Investigation of Methods for Automated System Vulnerability Testing, 10-R8052Printer Friendly Version
Inclusive Dates: 10/01/04 Current
Background - The prevalence of complex systems continues to drive the creation of increasingly intricate systems-of-systems. This trend adds new capabilities and efficiencies to existing systems but also often leads to new weaknesses and vulnerabilities. This creates two primary problems for security testing that must be addressed. First, the complexity of vulnerability assessment chains that can be deployed against a system increases significantly, making it difficult for a security tester to reason about sequences of tests that provide the best coverage of threats. Second, the number of tests that must be executed increases substantially, requiring an automated approach for test creation and deployment.
Approach - The specific research goal is to create and evaluate a proof-of-concept system for reasoning about the threats to a system under test and automating the process of test generation and deployment. There are several steps required to accomplish this effort: (1) developing a modeling framework for reasoning about and generating models of vulnerability assessment chains, (2) integrating several best-of-class security testing tools within the modeling framework, (3) implementing a reasoning engine and synthesizer for generating the vulnerability assessment chain, and (4) comparing results with a baseline "by-hand" approach.
The major scientific contributions of this research will be 1) a formal language for modeling and specifying threats, vulnerability assessment chains, and security testing tools; 2) a formal knowledge representation to allow reasoning about threats and test results to automate the generation of vulnerability assessment chains; and 3) automated generation and deployment of test scenarios for the system under test.
Accomplishments - The team is conducting research to evaluate whether vulnerability discovery methods have common elements that can be described appropriately to support a generic reasoning approach applicable to multiple cases.

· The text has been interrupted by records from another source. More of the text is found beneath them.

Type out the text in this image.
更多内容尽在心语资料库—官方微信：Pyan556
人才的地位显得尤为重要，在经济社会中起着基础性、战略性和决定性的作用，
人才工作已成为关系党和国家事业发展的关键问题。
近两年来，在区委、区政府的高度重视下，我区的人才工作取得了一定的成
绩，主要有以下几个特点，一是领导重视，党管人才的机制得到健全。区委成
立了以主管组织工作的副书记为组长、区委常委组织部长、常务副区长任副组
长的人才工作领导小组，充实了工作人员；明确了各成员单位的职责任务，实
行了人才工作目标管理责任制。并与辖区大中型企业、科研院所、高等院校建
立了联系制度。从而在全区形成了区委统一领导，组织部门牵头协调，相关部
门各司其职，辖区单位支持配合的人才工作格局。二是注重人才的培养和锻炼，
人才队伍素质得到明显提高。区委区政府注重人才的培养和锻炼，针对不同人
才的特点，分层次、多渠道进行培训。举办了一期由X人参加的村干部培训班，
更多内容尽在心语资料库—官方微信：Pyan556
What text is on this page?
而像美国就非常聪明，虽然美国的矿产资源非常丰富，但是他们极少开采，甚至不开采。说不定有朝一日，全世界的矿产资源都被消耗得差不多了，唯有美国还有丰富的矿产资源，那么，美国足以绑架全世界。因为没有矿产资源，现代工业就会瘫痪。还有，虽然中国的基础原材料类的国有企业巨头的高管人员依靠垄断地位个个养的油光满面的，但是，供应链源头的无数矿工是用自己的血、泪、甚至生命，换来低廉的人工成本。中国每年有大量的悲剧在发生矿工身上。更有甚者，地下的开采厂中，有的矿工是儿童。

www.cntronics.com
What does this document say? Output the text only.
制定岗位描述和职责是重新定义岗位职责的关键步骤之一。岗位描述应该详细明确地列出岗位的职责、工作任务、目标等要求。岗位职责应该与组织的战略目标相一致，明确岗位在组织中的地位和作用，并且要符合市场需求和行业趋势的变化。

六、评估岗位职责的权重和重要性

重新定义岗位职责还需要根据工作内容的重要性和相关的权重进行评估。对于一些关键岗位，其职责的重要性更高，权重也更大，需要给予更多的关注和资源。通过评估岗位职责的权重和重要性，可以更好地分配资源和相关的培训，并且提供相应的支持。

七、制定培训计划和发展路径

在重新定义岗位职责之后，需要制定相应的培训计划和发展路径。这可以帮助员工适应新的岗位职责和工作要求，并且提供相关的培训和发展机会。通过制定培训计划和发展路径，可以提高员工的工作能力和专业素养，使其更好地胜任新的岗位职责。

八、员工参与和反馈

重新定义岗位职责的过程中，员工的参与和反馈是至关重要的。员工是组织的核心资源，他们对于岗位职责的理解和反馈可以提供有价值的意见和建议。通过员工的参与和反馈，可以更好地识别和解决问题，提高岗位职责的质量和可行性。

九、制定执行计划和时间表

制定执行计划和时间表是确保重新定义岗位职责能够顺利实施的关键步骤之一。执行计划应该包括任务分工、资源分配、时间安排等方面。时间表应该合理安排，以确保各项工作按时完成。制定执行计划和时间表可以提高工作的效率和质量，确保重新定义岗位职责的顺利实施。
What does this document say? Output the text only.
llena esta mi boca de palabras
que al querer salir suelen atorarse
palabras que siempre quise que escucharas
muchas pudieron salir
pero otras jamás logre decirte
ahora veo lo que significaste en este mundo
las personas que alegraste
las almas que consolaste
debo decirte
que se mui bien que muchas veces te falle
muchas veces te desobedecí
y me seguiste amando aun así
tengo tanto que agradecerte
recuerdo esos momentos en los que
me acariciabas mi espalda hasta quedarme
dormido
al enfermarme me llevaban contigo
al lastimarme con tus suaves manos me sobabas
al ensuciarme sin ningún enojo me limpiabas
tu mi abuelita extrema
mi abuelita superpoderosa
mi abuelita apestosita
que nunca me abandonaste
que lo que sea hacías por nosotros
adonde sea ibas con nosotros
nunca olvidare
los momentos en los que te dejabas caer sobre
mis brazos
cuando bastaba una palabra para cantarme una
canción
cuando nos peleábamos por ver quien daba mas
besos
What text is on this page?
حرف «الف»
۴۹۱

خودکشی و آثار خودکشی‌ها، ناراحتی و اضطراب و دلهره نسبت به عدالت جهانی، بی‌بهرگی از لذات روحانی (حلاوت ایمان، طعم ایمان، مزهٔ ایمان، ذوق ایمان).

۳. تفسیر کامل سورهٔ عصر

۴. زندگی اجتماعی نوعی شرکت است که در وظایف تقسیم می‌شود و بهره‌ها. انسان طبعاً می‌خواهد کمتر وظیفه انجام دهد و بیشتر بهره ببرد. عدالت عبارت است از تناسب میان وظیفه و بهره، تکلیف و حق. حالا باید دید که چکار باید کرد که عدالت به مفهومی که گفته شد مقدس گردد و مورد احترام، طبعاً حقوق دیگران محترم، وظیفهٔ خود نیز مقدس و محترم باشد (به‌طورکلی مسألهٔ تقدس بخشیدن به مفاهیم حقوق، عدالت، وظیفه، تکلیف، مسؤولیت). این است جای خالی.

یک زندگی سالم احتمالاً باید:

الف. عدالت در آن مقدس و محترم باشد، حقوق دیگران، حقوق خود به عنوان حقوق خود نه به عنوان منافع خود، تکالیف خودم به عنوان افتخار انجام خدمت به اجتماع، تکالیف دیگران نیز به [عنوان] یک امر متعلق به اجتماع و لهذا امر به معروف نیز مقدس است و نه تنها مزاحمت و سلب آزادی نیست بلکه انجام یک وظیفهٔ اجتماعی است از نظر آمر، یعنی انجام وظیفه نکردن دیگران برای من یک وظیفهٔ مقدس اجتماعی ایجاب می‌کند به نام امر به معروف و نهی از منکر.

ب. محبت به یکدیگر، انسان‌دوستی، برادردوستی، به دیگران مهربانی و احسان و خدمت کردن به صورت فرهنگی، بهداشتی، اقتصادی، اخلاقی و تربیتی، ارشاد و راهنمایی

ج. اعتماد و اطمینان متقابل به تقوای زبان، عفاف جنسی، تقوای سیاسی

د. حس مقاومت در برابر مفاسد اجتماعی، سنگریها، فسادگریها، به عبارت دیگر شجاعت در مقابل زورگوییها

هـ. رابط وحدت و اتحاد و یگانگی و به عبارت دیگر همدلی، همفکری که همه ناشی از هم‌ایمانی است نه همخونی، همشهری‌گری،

The team is also examining a set of common vulnerability discovery tools to ensure that current methods for conducting security analysis of systems are incorporated and to facilitate inclusion of new tools as they become available. When formal definitions of the vulnerability discovery process are in place, the team will choose an appropriate Artificial Intelligence (AI) search algorithm to provide a reasoning framework that will automate the vulnerability discovery process.